After the blast, Rajah Miah, a councillor, said he saw "a car on fire with shrapnel and debris all over the place. I saw people with blood from glass injuries on their faces. Some people have been blown off their feet. It looked like war.
"But why were the police not taking any precautionary measures after all the phone calls? When the bomb went off the police were the last emergency service to arrive."
Emdad Tulukder, 44, was at the corner of Brick Lane and Fashion Street when he was lifted and crashed to the ground. With blood pouring down his head, he said: " It was very loud noise. A piece of glass as long as my hand was sticking into my skull. It could have been my eye, I could have been blinded. Why do people do this?"
It will take a while for the fear to dissipate. One man, who wished to be named only as Ali, said: "We knew it was going to be here. We have been saying that all week, but we never knew it was going to be that quick. There were rumours it would happen after Brixton - that Brick Lane would be next, then East Ham, then Southall."
Imam Uddin, a 59-year-old machine operator, said yesterday: " Everybody is worried this will happen again. It could be tomorrow or the next day. People feel afraid to go outside. This is a terrible thing."
Ahmed Sayid, a factory worker, said: " You would think after Brixton, the police would be better prepared. But now we have this."

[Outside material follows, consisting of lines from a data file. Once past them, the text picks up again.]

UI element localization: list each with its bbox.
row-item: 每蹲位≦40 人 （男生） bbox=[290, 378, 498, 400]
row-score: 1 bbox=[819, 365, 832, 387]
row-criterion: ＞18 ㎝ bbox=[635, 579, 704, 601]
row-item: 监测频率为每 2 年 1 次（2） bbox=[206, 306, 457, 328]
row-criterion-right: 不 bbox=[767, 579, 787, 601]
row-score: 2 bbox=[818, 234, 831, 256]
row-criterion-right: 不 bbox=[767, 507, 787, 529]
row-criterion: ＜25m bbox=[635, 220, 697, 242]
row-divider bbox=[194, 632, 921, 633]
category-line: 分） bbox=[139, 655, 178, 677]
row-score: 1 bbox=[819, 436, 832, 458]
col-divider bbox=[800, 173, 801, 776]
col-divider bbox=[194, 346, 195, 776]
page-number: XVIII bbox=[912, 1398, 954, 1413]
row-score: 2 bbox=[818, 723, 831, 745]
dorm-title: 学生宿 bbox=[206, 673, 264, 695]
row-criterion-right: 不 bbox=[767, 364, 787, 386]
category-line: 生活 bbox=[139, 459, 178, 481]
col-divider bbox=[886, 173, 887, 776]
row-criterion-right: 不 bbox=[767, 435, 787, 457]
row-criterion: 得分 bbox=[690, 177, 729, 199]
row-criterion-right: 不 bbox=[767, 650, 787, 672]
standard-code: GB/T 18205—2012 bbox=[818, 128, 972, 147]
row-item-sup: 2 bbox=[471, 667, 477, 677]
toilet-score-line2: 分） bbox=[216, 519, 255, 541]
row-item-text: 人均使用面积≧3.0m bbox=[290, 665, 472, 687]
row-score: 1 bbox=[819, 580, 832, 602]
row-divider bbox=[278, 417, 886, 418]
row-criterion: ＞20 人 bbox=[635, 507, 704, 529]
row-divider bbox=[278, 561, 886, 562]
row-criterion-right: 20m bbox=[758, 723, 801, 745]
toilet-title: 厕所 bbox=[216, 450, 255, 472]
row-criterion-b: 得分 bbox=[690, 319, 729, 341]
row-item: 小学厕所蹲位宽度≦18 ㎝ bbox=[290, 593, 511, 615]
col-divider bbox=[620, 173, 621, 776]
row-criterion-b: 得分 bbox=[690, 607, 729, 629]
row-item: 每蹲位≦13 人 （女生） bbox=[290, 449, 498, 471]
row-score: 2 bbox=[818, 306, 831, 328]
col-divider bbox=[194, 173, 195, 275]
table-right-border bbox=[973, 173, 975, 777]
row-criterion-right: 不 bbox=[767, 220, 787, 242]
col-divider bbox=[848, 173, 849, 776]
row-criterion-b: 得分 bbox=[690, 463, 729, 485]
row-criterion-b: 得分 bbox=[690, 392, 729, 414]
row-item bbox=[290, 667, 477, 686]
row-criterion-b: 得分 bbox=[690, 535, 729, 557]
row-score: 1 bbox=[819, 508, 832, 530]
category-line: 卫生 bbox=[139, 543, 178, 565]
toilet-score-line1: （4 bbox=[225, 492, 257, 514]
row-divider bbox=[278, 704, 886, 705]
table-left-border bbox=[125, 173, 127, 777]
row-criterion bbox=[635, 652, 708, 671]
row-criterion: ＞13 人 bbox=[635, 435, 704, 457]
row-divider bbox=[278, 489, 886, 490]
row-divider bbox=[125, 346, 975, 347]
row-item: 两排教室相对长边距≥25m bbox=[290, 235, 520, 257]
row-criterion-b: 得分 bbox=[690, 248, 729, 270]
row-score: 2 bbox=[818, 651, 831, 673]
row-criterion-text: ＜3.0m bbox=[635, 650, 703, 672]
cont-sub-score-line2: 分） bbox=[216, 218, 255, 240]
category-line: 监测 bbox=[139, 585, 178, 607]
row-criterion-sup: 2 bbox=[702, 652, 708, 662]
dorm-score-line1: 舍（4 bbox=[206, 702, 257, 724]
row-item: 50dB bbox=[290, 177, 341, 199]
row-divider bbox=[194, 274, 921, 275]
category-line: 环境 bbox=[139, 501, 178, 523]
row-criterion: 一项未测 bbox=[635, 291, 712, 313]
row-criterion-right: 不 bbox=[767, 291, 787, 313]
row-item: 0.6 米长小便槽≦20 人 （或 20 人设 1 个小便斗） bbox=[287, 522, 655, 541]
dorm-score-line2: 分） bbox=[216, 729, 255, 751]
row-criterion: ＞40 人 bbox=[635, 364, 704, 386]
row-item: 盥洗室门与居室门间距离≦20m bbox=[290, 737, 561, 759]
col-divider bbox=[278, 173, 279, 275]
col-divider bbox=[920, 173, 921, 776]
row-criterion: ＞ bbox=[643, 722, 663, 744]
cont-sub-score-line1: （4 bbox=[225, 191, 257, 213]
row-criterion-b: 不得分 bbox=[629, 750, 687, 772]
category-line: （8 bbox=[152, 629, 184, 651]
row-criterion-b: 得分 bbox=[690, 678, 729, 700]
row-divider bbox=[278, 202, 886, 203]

Oona King, the MP for Bethnal Green and Bow, who is black and Jewish, has had hate mail from the White Wolves, a fascist group suspected of the attack. She said: "The East End has a long history of being resilient in the face of extreme right-wing attacks, those responsible must be caught, but what we do not need are vigilantes going around."
Abdal Ullah, 23, a member of the Tower Hamlets Youth Parliament, said: "The people around here are very level- headed and the best thing we can do now is allow our community leaders and the police to do their job."
Police say they have many hours of CCTV tape to check.